Astrale

Christian Lemoine

Une ombre au sol, secrète, se conjugue au rayures balayées que projettent les arbres. Canevas rapiécé des ramures d'hiver. Quelque rongeur grelottant, ou un oiseau chahuté, quelque animal timide. Juste une vie entraperçue. Le froid gifle la peau, obscurcit la rétine. Avant même que cette ombre ait traversé le champ visuel, la paupière se ferme, se plisse sur la larme. Et l'animal qui fuit en quête d'un abri s'excuse en indicible trace.

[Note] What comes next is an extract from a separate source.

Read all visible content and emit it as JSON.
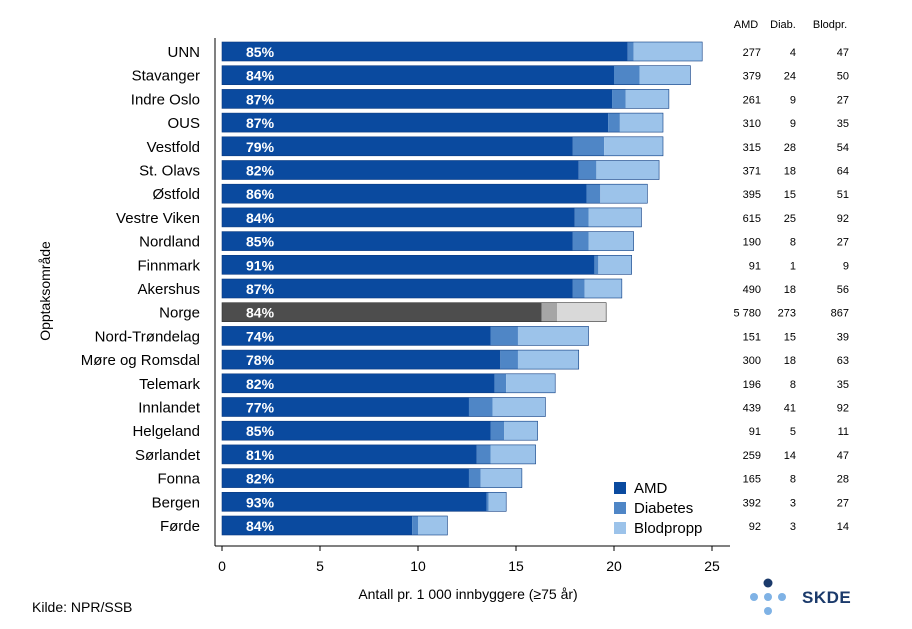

Dans le gris encore froissé des scories de la nuit passée, parmi les flétrissures inquiètes du petit matin, on fouille, on disperse, on fouit du bout des doigts vers des résurgences insaisissables, à la recherche de ce rêve doux, ce rêve-là à retenir. Des pelotes argentées roulent dans le ciel, s'y éclaboussent les encres noires des corneilles. Sur l'oreiller, la main repose, paume ouverte, tournée vers le plafond. Phalanges, articulations, empreintes, doigts écartés. Au confluent des lignes aux runes énigmatiques se tient, vibrant et instable, l'espoir brûlant d'un univers à naître. Avant le Big Bang, avant les confusions d'atomes. Avant le mariage grandiose de la galaxie d'Andromède et de la Voie lactée.